Now, $|x|$ can never be negative but can be zero when $x=0$. So, the condition $-2 \leq |x| \leq 0$ can be replaced by $x = 0$ from which we obtain the following definition for $f(|x|)$:
$$f(|x|) = \begin{cases} -1, & x=0 \\ |x|-1, & 0 < x \leq 2 \end{cases} = \begin{cases} |x|-1, & 0 \leq |x| \leq 2 \end{cases}$$
I did the last one because we observe that $0$ is mapped to $-1$ and $|0|-1 = -1$, so it will still be mapped to $-1$ if we put it in the second condition. So, basically, for any value of $x$ that is a part of domain of $f$, $f(|x|) = |x|-1$.
Now, we add $|f(x)|$ and $f(|x|)$ to obtain $g(x)$.
$$g(x) = |f(x)| + f(|x|) = \begin{cases} |x|-1+1, & -2 \leq x \leq 0 \\ |x|-1+1-x, & 0 < x < 1 \\ |x|-1+x-1, & 1 \leq x \leq 2\end{cases}$$.
In the first condition, the value of $x$ is either negative or $0$, so if it is negative, $|x| = -x$ and else, it is 0 which is also equal to $-0$, which means that in the first condition, $|x|$ can be substituted by $-x$. In the second and, the value of $x$ is always positive, so $|x| = x$. So, we can substitute $|x|$ by $x$ in the second and third conditions and arrive at the definition of $g(x)$ that is :
$$g(x) = \begin{cases} -x-1+1, & -2 \leq x \leq 0 \\ x-1+1-x, & 0 < x < 1 \\ x-1+x-1, & 1 \leq x \leq 2 \end{cases} = \begin{cases} -x, & -2 \leq x \leq 0 \\ 0, & 0 < x < 1 \\ 2x-2, & 1 \leq x \leq 2 \end{cases}$$
Now, I want to know if this process is correct and if there is some alternative, better approach to this problem.

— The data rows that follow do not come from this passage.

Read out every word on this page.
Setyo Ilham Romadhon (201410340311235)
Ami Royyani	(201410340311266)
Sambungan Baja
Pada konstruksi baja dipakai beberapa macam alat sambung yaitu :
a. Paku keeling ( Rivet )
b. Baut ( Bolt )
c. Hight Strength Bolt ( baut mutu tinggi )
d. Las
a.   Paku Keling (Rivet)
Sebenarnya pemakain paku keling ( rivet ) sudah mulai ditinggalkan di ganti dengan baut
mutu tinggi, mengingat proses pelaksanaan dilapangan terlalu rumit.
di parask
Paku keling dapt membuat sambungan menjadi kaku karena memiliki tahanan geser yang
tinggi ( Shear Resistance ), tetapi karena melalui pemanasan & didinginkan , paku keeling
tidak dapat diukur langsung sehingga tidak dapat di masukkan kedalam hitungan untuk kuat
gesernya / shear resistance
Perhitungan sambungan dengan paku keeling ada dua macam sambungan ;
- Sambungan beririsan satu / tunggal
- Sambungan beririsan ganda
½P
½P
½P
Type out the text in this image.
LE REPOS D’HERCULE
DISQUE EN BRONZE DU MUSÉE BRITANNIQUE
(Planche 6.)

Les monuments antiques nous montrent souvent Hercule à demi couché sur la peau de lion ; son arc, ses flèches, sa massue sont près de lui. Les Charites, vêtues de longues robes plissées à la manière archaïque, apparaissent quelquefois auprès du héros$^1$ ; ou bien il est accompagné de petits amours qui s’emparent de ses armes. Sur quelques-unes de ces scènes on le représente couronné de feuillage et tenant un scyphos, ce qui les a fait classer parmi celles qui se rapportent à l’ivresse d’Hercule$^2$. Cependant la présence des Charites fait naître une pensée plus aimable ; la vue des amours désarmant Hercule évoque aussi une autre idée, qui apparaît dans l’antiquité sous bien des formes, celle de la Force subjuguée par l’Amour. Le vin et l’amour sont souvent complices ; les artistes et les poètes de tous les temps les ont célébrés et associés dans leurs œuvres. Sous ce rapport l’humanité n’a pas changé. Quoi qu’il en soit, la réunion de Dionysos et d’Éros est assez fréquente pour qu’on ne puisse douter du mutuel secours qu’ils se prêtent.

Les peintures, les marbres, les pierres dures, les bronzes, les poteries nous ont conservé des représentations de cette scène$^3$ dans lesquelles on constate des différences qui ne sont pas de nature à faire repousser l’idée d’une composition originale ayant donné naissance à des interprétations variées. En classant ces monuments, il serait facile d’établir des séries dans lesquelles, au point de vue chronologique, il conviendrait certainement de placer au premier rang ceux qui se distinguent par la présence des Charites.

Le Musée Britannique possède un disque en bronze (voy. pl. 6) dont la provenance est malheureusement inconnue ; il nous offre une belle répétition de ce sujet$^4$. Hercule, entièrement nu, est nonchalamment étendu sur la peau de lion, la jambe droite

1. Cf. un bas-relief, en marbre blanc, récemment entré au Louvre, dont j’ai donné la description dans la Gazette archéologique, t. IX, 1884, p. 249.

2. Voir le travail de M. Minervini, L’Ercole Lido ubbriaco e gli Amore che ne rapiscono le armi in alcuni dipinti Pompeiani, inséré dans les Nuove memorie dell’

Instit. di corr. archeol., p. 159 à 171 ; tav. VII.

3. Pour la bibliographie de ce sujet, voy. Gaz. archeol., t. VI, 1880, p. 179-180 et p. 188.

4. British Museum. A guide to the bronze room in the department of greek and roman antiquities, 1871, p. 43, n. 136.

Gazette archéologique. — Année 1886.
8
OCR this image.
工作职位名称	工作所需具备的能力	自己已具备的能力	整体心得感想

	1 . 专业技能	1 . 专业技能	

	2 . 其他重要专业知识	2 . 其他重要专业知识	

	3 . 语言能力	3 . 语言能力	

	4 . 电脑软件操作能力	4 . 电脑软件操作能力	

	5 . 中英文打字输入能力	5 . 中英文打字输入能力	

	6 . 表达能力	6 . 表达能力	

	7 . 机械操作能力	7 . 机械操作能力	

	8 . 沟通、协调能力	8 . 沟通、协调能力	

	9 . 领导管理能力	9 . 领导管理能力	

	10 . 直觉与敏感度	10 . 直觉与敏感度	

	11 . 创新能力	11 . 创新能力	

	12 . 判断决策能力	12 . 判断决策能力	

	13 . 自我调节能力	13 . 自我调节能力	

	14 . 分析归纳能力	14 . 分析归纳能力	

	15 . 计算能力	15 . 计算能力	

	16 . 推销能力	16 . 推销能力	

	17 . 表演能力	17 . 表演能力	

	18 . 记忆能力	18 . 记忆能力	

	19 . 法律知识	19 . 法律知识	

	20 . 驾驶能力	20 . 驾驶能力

Sorry for the long post, I thought that showing my line of reasoning would make the question better.
Thanks
Your final answer appears to be correct (though I have not checked all the steps of your reasoning), however you may try to apply symmetry by dividing into three cases: $x=0$, $-2\leq x<0$, and $0<x\leq 2$. Then it would be easy to see how to get $g(x)$, since $|x|$ for $x$ in the second case implies $|x|$ belongs to the third case. The rest is left to you.